Too much information applies to marketing, too

I believe I speak for most when I say we’ve all fallen victim to information overload – the feeling of being overwhelmed by a surplus of information –at least once in our lives.

Typically, this happens when an individual is bombarded by information from the same or numerous sources across multiple platforms.

As a marketer, I’ll be the first to admit that we often are guilty of oppressing people with an abundance of information. We’re guilty when we tell our clients they need to be publishing “x” number of times to Facebook and Twitter every week. We’re guilty when we encourage them to send more email blasts, text messages and targeted ads.

The majority of today’s consumers have learned to tune out unwanted marketing messages. They are savvy enough to find ways to block out the “noise,” whether it be tweets, Facebook posts or email blasts, and pay attention to the content only from brands and companies they care about.

As a business owner, how do you know when your sharing becomes too much? How do you truly captivate your audience’s attention, to the point where they long to hear what you’ll say next?

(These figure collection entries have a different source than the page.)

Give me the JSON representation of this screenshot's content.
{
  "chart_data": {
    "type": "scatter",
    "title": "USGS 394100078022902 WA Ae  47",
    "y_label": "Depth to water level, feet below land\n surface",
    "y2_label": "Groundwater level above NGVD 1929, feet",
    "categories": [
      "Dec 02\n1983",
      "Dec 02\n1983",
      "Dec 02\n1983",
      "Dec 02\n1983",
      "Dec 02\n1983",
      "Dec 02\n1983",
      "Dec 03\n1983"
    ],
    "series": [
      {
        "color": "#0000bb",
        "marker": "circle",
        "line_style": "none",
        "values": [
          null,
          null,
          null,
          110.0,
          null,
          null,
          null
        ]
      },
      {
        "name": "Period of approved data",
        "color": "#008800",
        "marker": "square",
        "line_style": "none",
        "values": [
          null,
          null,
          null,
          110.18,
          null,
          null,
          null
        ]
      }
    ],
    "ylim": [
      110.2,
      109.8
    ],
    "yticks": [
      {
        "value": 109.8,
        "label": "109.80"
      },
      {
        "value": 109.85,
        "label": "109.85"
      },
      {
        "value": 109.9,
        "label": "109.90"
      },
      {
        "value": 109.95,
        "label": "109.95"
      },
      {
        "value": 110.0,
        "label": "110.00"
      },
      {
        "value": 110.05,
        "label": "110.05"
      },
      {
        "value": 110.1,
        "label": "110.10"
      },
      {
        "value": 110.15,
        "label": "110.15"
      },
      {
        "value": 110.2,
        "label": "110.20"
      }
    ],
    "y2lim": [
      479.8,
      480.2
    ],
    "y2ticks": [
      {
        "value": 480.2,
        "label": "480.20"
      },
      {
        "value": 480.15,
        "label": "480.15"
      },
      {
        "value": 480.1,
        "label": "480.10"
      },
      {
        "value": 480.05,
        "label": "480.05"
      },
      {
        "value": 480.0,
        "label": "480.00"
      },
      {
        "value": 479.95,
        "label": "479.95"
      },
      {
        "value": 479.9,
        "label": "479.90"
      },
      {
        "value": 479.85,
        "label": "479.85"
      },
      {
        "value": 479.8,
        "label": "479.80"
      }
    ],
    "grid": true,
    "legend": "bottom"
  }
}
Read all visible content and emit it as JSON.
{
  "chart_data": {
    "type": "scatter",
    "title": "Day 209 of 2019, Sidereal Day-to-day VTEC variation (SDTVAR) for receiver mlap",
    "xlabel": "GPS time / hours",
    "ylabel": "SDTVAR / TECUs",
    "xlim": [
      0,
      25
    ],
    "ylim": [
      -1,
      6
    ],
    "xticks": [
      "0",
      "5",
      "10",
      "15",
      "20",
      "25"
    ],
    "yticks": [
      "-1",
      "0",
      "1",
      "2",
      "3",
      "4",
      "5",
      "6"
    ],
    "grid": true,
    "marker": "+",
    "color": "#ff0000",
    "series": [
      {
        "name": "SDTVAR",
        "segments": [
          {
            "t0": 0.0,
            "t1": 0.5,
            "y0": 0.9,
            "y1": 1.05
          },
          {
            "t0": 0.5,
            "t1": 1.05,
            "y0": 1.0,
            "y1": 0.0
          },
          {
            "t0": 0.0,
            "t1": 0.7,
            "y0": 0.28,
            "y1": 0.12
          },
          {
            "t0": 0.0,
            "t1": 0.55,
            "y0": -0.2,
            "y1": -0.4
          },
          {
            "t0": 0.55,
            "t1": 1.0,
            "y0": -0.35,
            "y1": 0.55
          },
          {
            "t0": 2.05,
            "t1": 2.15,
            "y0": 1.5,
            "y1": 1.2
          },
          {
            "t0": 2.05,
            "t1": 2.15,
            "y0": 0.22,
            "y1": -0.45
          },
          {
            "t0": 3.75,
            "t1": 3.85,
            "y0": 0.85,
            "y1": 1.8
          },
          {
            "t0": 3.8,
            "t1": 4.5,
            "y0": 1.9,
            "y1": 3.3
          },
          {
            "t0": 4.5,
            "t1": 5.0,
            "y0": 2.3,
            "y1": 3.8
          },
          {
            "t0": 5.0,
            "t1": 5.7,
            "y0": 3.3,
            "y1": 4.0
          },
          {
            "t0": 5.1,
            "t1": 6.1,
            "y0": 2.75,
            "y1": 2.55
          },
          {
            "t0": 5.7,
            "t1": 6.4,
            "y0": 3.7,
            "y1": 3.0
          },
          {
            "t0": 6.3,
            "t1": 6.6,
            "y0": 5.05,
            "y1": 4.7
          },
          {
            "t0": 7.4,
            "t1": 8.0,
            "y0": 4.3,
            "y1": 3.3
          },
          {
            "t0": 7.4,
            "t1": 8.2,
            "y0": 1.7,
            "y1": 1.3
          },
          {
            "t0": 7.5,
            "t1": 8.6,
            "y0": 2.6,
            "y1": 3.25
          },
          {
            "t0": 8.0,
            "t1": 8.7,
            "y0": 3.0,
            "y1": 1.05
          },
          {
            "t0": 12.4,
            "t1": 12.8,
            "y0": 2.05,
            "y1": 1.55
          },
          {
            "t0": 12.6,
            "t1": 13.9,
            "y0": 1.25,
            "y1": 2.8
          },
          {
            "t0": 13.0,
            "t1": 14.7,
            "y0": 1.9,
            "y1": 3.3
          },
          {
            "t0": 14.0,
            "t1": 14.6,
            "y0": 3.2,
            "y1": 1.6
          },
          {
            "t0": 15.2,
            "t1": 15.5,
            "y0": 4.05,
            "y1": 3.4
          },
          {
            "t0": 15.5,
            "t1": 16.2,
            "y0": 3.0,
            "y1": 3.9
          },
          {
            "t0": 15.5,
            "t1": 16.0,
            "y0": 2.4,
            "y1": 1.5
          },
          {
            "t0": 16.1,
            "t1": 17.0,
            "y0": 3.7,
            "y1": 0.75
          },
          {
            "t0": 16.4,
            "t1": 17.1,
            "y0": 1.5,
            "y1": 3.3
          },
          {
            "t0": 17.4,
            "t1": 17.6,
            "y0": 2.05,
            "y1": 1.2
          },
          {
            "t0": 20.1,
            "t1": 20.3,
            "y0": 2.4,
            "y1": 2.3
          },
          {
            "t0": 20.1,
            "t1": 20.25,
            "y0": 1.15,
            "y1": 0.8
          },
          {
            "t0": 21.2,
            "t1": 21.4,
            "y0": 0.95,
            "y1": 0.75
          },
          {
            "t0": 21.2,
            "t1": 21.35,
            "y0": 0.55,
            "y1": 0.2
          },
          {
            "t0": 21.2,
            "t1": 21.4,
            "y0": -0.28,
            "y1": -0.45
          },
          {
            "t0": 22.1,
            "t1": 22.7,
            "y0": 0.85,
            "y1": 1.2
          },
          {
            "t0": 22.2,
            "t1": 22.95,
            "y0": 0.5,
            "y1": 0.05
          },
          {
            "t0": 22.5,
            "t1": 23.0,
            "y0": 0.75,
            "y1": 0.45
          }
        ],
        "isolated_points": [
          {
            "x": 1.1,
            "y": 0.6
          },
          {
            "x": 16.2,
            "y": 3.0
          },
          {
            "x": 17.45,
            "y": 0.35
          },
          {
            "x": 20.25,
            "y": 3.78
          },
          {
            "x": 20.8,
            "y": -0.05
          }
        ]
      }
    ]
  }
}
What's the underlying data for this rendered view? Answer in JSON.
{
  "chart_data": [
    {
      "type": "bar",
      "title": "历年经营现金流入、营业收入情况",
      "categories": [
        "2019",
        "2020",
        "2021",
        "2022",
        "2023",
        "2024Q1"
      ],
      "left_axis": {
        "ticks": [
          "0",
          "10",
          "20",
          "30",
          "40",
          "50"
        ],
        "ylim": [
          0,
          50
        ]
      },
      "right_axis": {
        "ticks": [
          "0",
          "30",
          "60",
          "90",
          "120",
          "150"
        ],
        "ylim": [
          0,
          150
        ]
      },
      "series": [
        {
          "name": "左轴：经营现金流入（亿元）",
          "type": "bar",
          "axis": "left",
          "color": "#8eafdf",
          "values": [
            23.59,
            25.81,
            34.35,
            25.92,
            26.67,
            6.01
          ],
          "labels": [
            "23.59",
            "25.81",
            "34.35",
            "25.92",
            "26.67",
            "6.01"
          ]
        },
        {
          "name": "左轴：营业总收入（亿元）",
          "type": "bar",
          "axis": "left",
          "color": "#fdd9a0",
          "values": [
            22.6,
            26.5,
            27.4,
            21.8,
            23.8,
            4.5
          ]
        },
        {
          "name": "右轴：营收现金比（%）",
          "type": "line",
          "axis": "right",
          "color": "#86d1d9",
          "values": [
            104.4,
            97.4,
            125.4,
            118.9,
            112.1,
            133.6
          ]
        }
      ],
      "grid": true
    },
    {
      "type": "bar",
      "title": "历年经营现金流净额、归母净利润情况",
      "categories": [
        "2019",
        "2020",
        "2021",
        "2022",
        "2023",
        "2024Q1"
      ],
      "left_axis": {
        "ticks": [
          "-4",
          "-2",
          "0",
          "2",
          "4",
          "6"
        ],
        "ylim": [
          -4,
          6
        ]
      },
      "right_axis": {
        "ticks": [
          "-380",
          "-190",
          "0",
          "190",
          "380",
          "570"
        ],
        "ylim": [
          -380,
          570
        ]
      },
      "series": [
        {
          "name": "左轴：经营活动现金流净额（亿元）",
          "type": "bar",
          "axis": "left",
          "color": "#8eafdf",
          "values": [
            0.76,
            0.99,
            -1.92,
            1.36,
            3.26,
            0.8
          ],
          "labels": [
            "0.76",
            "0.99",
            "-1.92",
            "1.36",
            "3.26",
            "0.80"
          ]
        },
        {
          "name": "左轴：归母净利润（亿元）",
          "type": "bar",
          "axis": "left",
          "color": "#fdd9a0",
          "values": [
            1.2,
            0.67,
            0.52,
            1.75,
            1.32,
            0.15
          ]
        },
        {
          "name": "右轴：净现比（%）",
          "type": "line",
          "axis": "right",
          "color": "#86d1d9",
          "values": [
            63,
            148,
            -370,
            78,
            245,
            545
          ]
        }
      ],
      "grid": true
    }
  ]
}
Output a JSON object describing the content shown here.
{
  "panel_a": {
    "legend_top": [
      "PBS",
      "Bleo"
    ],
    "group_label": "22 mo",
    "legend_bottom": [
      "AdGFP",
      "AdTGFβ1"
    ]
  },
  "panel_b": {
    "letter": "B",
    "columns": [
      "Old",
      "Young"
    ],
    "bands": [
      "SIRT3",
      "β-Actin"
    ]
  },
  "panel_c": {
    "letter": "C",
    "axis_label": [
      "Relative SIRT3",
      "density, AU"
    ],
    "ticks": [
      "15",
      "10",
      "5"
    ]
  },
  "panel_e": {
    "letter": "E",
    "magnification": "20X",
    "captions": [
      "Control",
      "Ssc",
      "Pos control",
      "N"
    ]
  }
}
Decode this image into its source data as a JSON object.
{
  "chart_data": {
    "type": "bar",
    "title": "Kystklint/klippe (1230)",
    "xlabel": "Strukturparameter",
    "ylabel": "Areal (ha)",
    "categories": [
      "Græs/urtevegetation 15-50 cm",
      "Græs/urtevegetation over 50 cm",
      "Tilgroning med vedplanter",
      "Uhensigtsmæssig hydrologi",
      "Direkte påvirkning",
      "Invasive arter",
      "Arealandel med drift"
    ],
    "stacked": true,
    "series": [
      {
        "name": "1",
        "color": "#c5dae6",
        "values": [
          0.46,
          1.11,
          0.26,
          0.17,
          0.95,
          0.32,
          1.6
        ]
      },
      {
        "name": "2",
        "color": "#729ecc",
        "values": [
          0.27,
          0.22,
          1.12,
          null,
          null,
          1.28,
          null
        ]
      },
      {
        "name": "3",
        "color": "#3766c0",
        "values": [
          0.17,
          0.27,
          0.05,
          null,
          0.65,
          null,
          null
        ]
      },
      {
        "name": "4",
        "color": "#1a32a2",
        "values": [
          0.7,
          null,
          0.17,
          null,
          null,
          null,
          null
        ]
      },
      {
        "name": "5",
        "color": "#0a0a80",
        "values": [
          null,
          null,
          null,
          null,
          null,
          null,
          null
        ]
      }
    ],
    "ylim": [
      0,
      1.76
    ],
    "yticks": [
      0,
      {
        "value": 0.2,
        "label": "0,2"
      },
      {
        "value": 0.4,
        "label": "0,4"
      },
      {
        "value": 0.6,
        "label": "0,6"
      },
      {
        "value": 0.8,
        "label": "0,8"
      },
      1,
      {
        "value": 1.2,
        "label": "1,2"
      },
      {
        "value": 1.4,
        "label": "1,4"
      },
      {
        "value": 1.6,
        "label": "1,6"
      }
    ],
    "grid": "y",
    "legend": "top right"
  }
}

One possible solution is to establish a content schedule. For example, rather than spurting off five tweets in a row, spread that information out over the course of a day or week.

When you share content, make sure it’s relevant to your business. Nothing bugs me more than when brands attempt to capitalize on current events – or “news hack.” It, however, can be done tastefully. Google “Oreo Super Bowl ad,” and you’ll see what I mean.

The content you produce also should be of good quality. I’m talking no spelling errors, writing messages with a personal voice, attention-grabbing graphics and quality offers that make your customers feel like they really got a great deal by following you on Facebook, Twitter or the like.

Do not join every social media site. Just because you can doesn’t mean you should. Go to where your customers are and spare yourself the frustration of updating your status on eight accounts every time you share something.

The most effective way to hold your audience’s interest, however, is to offer a product or service that simply can’t be matched. If you sell doughnuts, make your doughnuts the tastiest or most interesting doughnuts in town.

Seth Godin, author of “Purple Cow,” said it best when he urged that, “The key to success in business is to find a way to stand out.” He talks about a person’s “otaku” – a Japanese word for obsessive interest. After customers have found their otaku, they will stop at nothing to have it, and they will not accept inferior alternatives.

Consider the words of Godin and be selective in the content you share. The key is to make sure that it’s not only timely and informative but also beneficial to the customer and helps meet your business objective.